It’s great that politicians, pundits and the press are willing to speak up for investment in mental health services, but that does not mean that there is consensus and happiness amongst the professionals delivering NHS care. Far from it, writes David Pink, chief executive of the UK Council for Psychotherapy.
NICE has examined types of therapy as if they were types of antidepressant pill, and favours one type of therapy (cognitive behavioural therapy or CBT) over all others. Tens of thousands of people could benefit from therapy, and in true socialist monopolist fashion, the NHS (and the Lib Dem conference) is being encouraged to support the national provision of mass-production CBT factories. Improving access to CBT is a good thing – but do we want to improve access at the expense of patient choice?
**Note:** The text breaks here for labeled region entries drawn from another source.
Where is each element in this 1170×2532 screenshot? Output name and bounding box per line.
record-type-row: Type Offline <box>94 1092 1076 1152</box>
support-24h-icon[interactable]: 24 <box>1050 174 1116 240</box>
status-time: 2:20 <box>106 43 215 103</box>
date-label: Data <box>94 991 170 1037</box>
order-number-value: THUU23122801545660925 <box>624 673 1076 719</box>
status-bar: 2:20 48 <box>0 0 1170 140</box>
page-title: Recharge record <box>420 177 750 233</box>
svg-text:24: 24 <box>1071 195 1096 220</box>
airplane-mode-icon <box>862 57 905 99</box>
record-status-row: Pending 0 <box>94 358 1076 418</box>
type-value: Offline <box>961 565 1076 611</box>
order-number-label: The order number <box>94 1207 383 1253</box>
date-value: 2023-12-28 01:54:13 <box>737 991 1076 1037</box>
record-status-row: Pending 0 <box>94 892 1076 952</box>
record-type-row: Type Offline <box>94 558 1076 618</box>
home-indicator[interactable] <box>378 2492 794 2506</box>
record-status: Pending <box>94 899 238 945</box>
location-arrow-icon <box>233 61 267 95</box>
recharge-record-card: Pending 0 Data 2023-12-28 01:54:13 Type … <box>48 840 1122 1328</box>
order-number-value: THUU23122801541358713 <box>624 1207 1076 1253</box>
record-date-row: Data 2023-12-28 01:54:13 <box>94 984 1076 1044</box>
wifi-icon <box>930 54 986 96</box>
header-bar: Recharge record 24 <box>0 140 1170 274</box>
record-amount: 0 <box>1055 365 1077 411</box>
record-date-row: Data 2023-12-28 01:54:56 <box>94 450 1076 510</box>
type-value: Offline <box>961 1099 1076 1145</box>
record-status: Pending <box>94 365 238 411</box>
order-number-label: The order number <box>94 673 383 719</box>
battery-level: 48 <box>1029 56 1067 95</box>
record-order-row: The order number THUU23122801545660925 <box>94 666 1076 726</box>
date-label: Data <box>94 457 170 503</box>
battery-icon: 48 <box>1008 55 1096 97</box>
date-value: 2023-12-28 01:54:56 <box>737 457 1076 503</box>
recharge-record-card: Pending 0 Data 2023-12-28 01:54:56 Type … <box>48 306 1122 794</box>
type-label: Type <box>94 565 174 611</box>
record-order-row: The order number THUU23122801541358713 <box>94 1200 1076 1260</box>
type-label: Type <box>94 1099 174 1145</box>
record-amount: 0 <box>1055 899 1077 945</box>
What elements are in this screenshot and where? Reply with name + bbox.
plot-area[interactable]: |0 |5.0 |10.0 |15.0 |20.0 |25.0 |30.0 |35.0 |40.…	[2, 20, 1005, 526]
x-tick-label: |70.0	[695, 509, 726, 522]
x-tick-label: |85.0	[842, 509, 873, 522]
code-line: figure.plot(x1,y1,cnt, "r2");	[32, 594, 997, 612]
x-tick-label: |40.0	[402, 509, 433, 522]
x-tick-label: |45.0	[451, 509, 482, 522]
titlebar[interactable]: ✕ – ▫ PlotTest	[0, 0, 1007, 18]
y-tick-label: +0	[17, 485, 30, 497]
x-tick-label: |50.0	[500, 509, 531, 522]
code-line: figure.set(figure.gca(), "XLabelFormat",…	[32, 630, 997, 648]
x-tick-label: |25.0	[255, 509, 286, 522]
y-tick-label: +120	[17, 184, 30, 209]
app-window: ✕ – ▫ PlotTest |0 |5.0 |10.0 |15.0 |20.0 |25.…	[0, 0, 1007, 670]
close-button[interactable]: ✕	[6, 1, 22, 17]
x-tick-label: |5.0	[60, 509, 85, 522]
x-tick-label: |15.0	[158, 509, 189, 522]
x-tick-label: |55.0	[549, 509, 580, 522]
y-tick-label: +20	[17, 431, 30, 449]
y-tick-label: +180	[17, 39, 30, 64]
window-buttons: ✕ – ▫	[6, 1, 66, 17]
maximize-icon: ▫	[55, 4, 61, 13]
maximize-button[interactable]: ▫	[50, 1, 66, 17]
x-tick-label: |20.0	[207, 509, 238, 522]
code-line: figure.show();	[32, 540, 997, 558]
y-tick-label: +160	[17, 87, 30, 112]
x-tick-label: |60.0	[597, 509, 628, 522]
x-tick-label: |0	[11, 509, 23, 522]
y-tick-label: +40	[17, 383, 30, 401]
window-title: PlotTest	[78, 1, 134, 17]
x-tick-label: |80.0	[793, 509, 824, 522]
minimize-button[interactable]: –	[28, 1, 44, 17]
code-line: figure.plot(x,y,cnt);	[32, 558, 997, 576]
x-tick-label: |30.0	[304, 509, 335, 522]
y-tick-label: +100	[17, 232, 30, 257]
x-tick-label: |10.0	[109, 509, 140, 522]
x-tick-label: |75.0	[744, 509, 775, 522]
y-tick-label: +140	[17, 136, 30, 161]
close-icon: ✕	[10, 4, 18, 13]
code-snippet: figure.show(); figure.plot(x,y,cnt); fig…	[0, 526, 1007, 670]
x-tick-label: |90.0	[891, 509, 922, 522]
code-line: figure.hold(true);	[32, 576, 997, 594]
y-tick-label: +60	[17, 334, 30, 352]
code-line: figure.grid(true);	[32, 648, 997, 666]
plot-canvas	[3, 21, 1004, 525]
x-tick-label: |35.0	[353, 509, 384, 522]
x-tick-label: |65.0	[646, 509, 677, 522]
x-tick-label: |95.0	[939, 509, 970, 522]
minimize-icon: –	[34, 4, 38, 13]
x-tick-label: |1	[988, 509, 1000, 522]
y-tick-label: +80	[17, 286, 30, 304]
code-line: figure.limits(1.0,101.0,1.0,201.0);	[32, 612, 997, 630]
Lord Layard and former Lib Dem health minister Paul Burstow have argued that mental health services are always treated as the poor relations of ‘mainstream’ NHS care. Today Liberal Democrats are being asked to vote to defend mental health services – we can all agree with that. The motion then goes on to argue that protecting ‘IAPT’ (Improving Access to Psychological Therapies) services is a priority, but what about the other primary and community mental health services, many of which were already at risk before the current crisis? Protecting IAPT, but treating all other mental health services as poor relations, is exactly the divide and rule that we need to avoid.
While the Government claims to be expanding access to therapy, local psychotherapy services are being closed down, especially in London. There never was very good access to therapy on the NHS, but now the IAPT juggernaut creates a new threat. Local counselling and specialist psychotherapy services for those in greatest need are being swept away by a mono-culture of CBT.
IAPT stands for Improving Access to Psychological Therapies. Surely we want that to mean improved waiting times AND choice of therapy.
David Pink is chief executive of the UK Council for Psychotherapy. When working at the Department of Health he was in charge of the setting up of NICE.